A lullaby of diplomacy and apologies?

The poverty of the poor is not a call to generous relief action, but a demand that we go and build a different social order.”
― Gustavo Gutiérrez[1]

On January 23, 2014, I yet again went to Kapingila (Zambia Episcopal Conference) House in Lusaka, Zambia. This, it now seems is one of my annual intellection inquiry pilgrims. Our Catholic bishops always have press briefings or issue Pastoral Statements on the state of the Nation at Kapingila House. On this day, like on similar days gone, I was yet again disillusioned.

Perhaps, I really shouldn’t bother anymore. But well, these are our spiritual leaders, and in my auld langsyne thoughts they still typify that hope the underprivileged among us seek. That ray of guidance, wisdom that would transform today into a better tomorrow.

In my yesteryear thoughts, these men of the cloak speak against the excesses of the State, misrule, injustice with no partiality or fear. They profess their views on the state of the Nation with unhindered and burdenless authority. After all, most do not seek the echelons of political power.

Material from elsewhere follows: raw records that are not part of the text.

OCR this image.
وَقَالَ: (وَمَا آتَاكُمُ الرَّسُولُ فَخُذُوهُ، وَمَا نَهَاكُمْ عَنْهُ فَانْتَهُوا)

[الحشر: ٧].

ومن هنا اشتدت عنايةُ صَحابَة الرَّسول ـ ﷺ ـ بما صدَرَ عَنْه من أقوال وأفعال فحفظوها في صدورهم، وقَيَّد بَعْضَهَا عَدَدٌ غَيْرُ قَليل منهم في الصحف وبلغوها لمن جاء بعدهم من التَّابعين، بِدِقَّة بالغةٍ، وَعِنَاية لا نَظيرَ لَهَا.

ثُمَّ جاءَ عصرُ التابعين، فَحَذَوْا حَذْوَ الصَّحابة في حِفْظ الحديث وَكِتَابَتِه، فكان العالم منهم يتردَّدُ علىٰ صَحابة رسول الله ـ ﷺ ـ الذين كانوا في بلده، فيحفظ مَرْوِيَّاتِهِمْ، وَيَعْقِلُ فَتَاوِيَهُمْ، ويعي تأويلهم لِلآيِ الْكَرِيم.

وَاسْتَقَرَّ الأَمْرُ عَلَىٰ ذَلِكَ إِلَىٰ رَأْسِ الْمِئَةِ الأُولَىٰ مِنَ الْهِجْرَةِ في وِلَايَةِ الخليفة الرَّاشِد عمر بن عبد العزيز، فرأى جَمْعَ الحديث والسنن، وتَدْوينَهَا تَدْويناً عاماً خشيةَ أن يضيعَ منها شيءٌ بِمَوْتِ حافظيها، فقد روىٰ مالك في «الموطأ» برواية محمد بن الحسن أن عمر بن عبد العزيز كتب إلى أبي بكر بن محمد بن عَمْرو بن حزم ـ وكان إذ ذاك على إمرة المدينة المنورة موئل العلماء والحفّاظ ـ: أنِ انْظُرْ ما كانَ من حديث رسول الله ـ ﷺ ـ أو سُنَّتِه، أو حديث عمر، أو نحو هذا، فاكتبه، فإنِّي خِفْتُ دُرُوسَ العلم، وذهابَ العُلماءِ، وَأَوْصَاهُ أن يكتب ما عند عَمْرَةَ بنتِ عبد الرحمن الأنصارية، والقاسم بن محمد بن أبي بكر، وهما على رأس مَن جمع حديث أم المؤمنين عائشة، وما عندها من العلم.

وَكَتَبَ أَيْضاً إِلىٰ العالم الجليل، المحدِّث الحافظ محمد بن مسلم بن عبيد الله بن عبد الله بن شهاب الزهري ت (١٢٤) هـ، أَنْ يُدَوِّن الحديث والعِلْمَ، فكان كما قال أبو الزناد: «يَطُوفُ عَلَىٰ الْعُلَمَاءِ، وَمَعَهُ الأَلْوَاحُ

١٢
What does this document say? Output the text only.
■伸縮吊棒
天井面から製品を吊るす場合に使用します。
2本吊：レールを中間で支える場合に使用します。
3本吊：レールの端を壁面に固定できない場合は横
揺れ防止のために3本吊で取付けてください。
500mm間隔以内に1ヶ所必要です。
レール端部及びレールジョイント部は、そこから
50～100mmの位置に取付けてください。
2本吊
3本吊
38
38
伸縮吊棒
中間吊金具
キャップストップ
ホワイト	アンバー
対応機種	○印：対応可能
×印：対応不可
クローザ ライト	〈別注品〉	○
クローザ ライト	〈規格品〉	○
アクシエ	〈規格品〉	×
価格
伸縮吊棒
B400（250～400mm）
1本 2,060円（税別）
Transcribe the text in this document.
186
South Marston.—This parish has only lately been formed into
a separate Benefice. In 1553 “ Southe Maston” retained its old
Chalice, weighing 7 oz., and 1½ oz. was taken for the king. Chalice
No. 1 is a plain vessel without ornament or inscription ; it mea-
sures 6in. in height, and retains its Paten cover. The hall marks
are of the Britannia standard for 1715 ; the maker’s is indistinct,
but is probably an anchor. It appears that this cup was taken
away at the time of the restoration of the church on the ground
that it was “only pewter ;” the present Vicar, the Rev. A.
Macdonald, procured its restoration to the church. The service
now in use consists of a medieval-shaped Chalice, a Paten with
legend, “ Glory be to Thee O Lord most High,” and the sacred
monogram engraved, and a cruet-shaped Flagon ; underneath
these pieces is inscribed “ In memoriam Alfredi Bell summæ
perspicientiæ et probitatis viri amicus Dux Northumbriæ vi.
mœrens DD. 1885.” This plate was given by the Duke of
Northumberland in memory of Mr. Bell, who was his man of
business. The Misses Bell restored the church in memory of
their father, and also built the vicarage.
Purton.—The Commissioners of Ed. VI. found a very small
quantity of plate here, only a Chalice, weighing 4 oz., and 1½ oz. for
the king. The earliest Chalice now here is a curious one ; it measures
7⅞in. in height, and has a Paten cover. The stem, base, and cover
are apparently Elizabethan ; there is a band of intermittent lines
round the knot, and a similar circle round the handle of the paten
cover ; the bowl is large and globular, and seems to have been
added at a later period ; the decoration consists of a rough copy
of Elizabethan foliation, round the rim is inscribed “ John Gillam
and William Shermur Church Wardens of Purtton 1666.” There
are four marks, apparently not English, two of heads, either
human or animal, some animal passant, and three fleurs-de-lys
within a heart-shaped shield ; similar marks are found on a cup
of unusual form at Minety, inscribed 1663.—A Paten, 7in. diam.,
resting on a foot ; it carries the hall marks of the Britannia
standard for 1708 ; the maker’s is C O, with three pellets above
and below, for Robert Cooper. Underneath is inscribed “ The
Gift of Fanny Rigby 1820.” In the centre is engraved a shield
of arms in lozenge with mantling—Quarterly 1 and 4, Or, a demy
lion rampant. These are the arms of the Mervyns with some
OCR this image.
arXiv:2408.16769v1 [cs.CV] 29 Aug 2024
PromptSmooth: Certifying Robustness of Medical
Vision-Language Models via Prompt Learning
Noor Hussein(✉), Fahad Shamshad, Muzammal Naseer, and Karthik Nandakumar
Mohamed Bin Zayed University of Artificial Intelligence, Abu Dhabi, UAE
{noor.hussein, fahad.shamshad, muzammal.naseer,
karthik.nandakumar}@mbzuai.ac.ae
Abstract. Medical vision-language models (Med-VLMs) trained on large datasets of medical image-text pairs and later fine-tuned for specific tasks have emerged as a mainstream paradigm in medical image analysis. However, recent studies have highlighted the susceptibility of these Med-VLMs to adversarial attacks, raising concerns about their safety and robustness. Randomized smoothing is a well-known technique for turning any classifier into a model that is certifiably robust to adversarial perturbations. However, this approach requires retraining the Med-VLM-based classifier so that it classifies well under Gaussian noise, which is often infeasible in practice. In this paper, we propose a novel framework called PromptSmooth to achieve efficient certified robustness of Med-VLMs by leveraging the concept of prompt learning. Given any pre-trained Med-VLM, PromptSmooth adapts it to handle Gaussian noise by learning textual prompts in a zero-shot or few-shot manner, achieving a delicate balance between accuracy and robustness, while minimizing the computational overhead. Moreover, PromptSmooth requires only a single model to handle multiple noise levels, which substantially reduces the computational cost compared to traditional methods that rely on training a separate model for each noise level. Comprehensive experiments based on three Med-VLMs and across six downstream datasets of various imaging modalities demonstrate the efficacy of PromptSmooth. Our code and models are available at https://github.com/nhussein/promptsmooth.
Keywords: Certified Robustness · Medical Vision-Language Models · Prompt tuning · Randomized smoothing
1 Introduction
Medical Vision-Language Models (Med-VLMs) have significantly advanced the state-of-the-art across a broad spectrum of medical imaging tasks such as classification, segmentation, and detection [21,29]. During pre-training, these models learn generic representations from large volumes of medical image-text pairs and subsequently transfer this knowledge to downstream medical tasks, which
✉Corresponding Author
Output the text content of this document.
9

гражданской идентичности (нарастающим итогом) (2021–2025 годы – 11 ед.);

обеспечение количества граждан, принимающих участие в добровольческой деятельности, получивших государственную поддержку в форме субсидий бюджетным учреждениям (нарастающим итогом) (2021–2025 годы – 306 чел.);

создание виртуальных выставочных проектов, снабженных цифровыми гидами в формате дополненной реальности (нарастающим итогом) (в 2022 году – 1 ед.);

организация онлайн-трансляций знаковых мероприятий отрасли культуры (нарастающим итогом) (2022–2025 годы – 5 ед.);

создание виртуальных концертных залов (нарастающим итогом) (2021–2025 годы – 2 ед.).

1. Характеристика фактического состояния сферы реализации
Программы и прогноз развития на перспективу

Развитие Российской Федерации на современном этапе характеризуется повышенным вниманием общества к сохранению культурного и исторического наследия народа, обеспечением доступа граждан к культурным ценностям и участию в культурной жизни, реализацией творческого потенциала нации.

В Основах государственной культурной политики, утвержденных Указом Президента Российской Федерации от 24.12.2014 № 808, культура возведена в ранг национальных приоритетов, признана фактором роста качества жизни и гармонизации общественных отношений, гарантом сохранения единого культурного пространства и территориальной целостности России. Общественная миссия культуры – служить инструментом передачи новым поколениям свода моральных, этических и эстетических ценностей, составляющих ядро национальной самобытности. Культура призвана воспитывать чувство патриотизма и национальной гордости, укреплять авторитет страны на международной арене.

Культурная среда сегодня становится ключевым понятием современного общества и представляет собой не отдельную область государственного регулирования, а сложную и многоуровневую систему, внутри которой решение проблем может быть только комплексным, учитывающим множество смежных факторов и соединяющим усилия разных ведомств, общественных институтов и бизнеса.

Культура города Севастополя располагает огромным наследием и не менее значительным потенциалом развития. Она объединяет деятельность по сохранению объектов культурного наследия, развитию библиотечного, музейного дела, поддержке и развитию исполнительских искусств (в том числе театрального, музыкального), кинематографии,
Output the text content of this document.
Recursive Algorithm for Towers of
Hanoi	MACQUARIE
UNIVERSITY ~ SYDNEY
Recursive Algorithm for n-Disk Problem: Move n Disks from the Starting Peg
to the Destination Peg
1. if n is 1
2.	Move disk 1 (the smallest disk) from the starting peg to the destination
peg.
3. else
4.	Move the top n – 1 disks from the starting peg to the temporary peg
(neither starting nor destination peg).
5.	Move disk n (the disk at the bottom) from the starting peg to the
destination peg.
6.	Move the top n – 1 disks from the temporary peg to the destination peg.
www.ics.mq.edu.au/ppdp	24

All they seek is a just and dignified existence for us all.

On this day, January 23, 2014, it suddenly dawned on me that there has always been something amiss in the way the Bishops deliver their concerns on the state of the Nation. The language, which is to the point, is however seldom inspiring, and not likely to shake the devil in his boots. It always sounds to me like a lullaby of overt diplomacy and apologies.

In hindsight, maybe we do not realize that as, Gustavo Gutiérrez observes, “The denunciation of injustice implies the rejection of the use of Christianity to legitimize the established order”. To which end, it is inarguable that any apparent failings by spiritual leaders (Catholic or not) to say it as it is, is not only a spiritual leadership failing on their part, but also that it can be construed to mean all is well, but for a few corners that need straightening out. Denunciation of misrule, injustice has to just be that – as it is.

I left Kapingila House with a ruptured conscience. With the injustice, misrule these revered men of the cloak have so righteously observed, should they still be so moderate? Perhaps, it was my imagination? Or perhaps, I dwell in an utopian world of “no injustice allowed, no rhetoric accepted”.

Ora pro nobis.

[1] Gustavo Gutiérrez Merino, O.P. is a Peruvian theologian and Dominican priest regarded as the founder of Liberation Theology.